Первым в ход пошло любимое и сто раз на дамах проверенное «Кавалергарды, век недолог…». Потом «О бедном гусаре замолвите слово», и наконец бравое «Умри гусар, но чести не утрать!». Нащупав твердую почву, я принялся перепевать репертуар старых добрых советских фильмов, предусмотрительно не суясь в попсу девяностых. Дамы передо мной рдели, млели и после каждой новой песни рукоплескания становились все громче. Лакей с пуншем бегал от меня к ведру, только успевая подносить новую порцию, поскольку каждый раз после песни мне требовалось промочить горло, и, наконец окончательно запыхавшись, перетащил бадью, в которой напитка становилось все меньше, а гущи из фруктов все больше, прямо ко мне под правый локоть. Я же все больше входил в азарт. Уж больно публика была благодарная. Ну когда бы меня еще так слушали? Я и сам не заметил, как переключился на Высоцкого, выжимая из Митенькиного голоса все, что мог, напрягая связки, хрипя от всего сердца. Время от времени бросал короткие взгляды на князя, чтобы проверить его реакцию. Тот не стал занимать место на стульях, а встал за спиной у толпы и прислонился к стене, сложив руки на груди. Однако понять что-то по его позе или выражению лица было невозможно. В комнате, куда набились теперь, кажется, все присутствующие на балу, становилось безумно жарко. Я расстегнул сначала верхнюю пуговицу мундира, а потом и вовсе стащил его на фиг, оставшись в одной рубашке. Волосы, которые высохли и постоянно падали мне на глаза, я то и дело отбрасывал резким движением головы в такт музыке. Накал рос. Я рубанул последним завершающим аккордом по струнам, оборвав «Идет охота на волков», и заметил в дверном проеме хренова советника. Гитарная струна жалобно тренькнула и оборвалась. Пора было и честь знать. Я резко соскочил с рояля, подхватил скинутый с плеч мундир, а гитару с растерзанными струнами сунул под мышку, и ломанулся через волнующуюся толпу. Добежал до князя Назумовского и схватил его за грудки:
— К цыганам! Сей же час!
— Зачем? — побледнел тот то ли от неожиданности, то ли от моего напора.

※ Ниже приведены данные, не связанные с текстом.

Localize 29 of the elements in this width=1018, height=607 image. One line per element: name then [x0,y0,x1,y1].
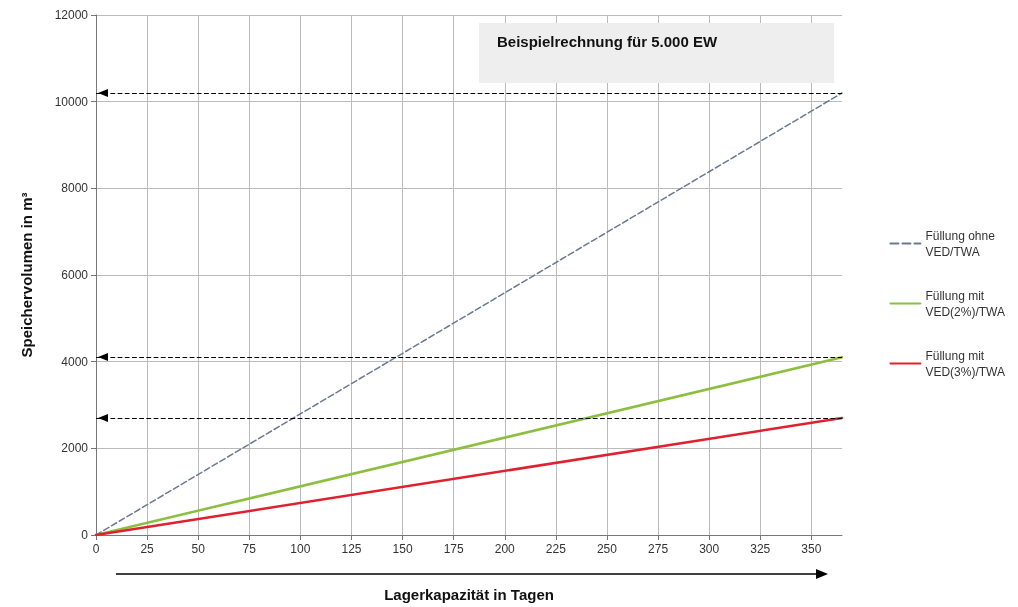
x-axis-title: Lagerkapazität in Tagen [384,586,554,603]
x-tick-label: 175 [443,542,464,556]
legend-label: Füllung mit VED(3%)/TWA [925,348,1005,379]
x-tick-label: 250 [596,542,618,556]
legend-label: Füllung mit VED(2%)/TWA [925,288,1005,319]
y-tick-label: 2000 [61,441,89,456]
legend-label: Füllung ohne VED/TWA [925,228,996,259]
y-tick-label: 10000 [54,94,89,109]
y-tick-label: 8000 [61,181,89,196]
x-tick-label: 50 [191,542,206,556]
x-tick-label: 100 [290,542,311,556]
x-tick-label: 75 [242,542,257,556]
x-tick-label: 275 [648,542,669,556]
x-tick-label: 350 [801,542,822,556]
y-tick-label: 4000 [61,354,89,369]
x-tick-label: 25 [140,542,155,556]
y-tick-label: 0 [81,528,89,542]
x-tick-label: 0 [92,542,100,556]
x-tick-label: 325 [750,542,771,556]
y-tick-label: 6000 [61,268,89,282]
x-tick-label: 150 [392,542,413,556]
y-tick-label: 12000 [54,8,89,22]
y-axis-title: Speichervolumen in m³ [18,192,35,358]
annotation: Beispielrechnung für 5.000 EW [497,33,718,50]
x-tick-label: 225 [545,542,567,556]
x-tick-label: 200 [494,542,516,556]
x-tick-label: 300 [699,542,720,556]
label-box: Beispielrechnung für 5.000 EW [479,23,834,83]
x-tick-label: 125 [341,542,362,556]
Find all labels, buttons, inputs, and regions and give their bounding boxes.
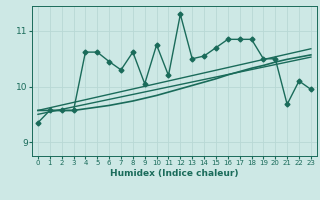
X-axis label: Humidex (Indice chaleur): Humidex (Indice chaleur) bbox=[110, 169, 239, 178]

— Кутить, хлестать шампанское из горла, поить медведя водкой и гонять городничего! Ну или что мы там, гусары, обычно на досуге делаем! — рявкнул я, подталкивая князя к лестнице через толпу. Откуда только силы в дохлом Митеньке взялись? Да и вообще, почему к цыганам? И на фига мне князь? Ответа на все эти вопросы не было. Идеи сыпались сами собой, а корпус кренился то вправо, то влево, и, оказавшись на крыльце, я чуть не свернул себе шею. Пришлось даже схватиться за князя и повиснуть у него на плече, да так неаккуратно, что я буквально воткнулся ему в ухо губами. Тот придержал меня, обхватив за талию, и споро втолкнул в подоспевшую карету.
— Значит, выдули ведро пуншу, теперь и на шампанское согласны? — князь раскраснелся от скачек по лестнице, волосы его растрепались, и он уже не выглядел тем мрачным типом, коим я увидел его в начале вечера. При этом как выгляжу сам, я вообще старался не думать. — Ну что ж, тогда с одним условием. Выпьете со мной на брудершафт! Вам, как человеку до удовольствий жадному, должно понравиться.